Author(s): David L Fisher, Anit German, Salman Mousa, Waleed Ghannam, Stephen Malnick

The pandemic caused by the novel coronavirus SARS-Co V-2 (COVID-19) has resulted in more than 5 million deaths worldwide and this number continues to rise. Liver enzyme abnormalities often occur in patients diagnosed with COVID-19 and it has been noted that the mortality rate is higher in patients with COVID-19 and severe acute liver injury (ALI) than without ALI. In our department, we treated 173 patients hospitalized with COVID-19 between March to August 2020, for whom follow-up data was available. In this paper we report on our observations of the association between COVID-19 and ALI. Data was collected from the ‘Ofek’ computer software. We found a statistically significant relationship between higher admission AST levels and severity of COVID-19 infection condition on admission (H= 7.139, P=0.028) which is consistent with previously reported studies.

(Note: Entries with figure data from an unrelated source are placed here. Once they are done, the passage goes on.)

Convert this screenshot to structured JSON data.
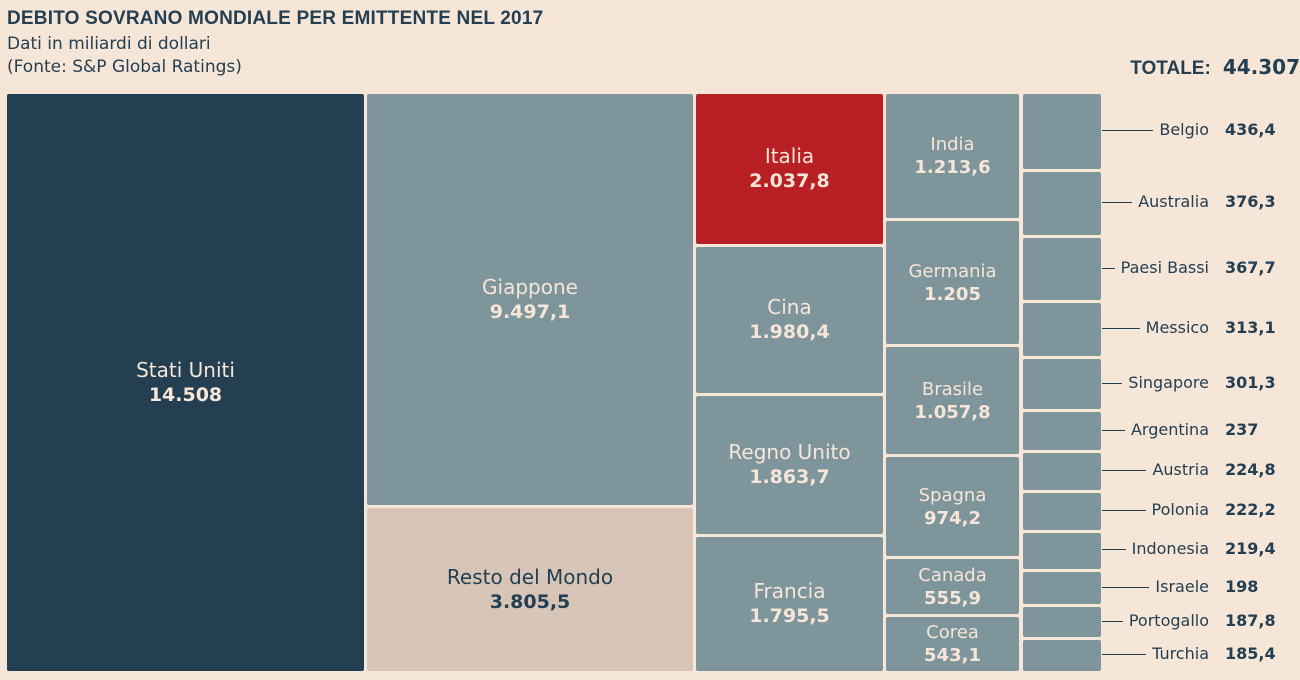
{
  "header": {
    "title": "DEBITO SOVRANO MONDIALE PER EMITTENTE NEL 2017",
    "subtitle": "Dati in miliardi di dollari",
    "source": "(Fonte: S&P Global Ratings)",
    "total_label": "TOTALE:",
    "total_value": "44.307"
  },
  "colors": {
    "background": "#f6e6d8",
    "usa": "#243f52",
    "default": "#7f959c",
    "italy": "#b82025",
    "rest": "#d7c6b7"
  },
  "chart_data": {
    "type": "treemap",
    "title": "DEBITO SOVRANO MONDIALE PER EMITTENTE NEL 2017",
    "unit": "miliardi di dollari",
    "total": 44307,
    "items": [
      {
        "name": "Stati Uniti",
        "label": "14.508",
        "value": 14508
      },
      {
        "name": "Giappone",
        "label": "9.497,1",
        "value": 9497.1
      },
      {
        "name": "Resto del Mondo",
        "label": "3.805,5",
        "value": 3805.5
      },
      {
        "name": "Italia",
        "label": "2.037,8",
        "value": 2037.8
      },
      {
        "name": "Cina",
        "label": "1.980,4",
        "value": 1980.4
      },
      {
        "name": "Regno Unito",
        "label": "1.863,7",
        "value": 1863.7
      },
      {
        "name": "Francia",
        "label": "1.795,5",
        "value": 1795.5
      },
      {
        "name": "India",
        "label": "1.213,6",
        "value": 1213.6
      },
      {
        "name": "Germania",
        "label": "1.205",
        "value": 1205
      },
      {
        "name": "Brasile",
        "label": "1.057,8",
        "value": 1057.8
      },
      {
        "name": "Spagna",
        "label": "974,2",
        "value": 974.2
      },
      {
        "name": "Canada",
        "label": "555,9",
        "value": 555.9
      },
      {
        "name": "Corea",
        "label": "543,1",
        "value": 543.1
      },
      {
        "name": "Belgio",
        "label": "436,4",
        "value": 436.4
      },
      {
        "name": "Australia",
        "label": "376,3",
        "value": 376.3
      },
      {
        "name": "Paesi Bassi",
        "label": "367,7",
        "value": 367.7
      },
      {
        "name": "Messico",
        "label": "313,1",
        "value": 313.1
      },
      {
        "name": "Singapore",
        "label": "301,3",
        "value": 301.3
      },
      {
        "name": "Argentina",
        "label": "237",
        "value": 237
      },
      {
        "name": "Austria",
        "label": "224,8",
        "value": 224.8
      },
      {
        "name": "Polonia",
        "label": "222,2",
        "value": 222.2
      },
      {
        "name": "Indonesia",
        "label": "219,4",
        "value": 219.4
      },
      {
        "name": "Israele",
        "label": "198",
        "value": 198
      },
      {
        "name": "Portogallo",
        "label": "187,8",
        "value": 187.8
      },
      {
        "name": "Turchia",
        "label": "185,4",
        "value": 185.4
      }
    ]
  }
}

A higher proportion of patients had pre-existing liver disease (9%) than previously reported and we found a statistically significant relationship between under-lying liver disease and COVID-19 severity on discharge (P=0.039). Mortality for hospitalized patients with COVID-19 was 9.2%, which is less than the mortality previously reported. The significant association between AST levels and severity of COVID-19 infection highlights the need to test liver enzyme levels in all patients admitted with COVID-19.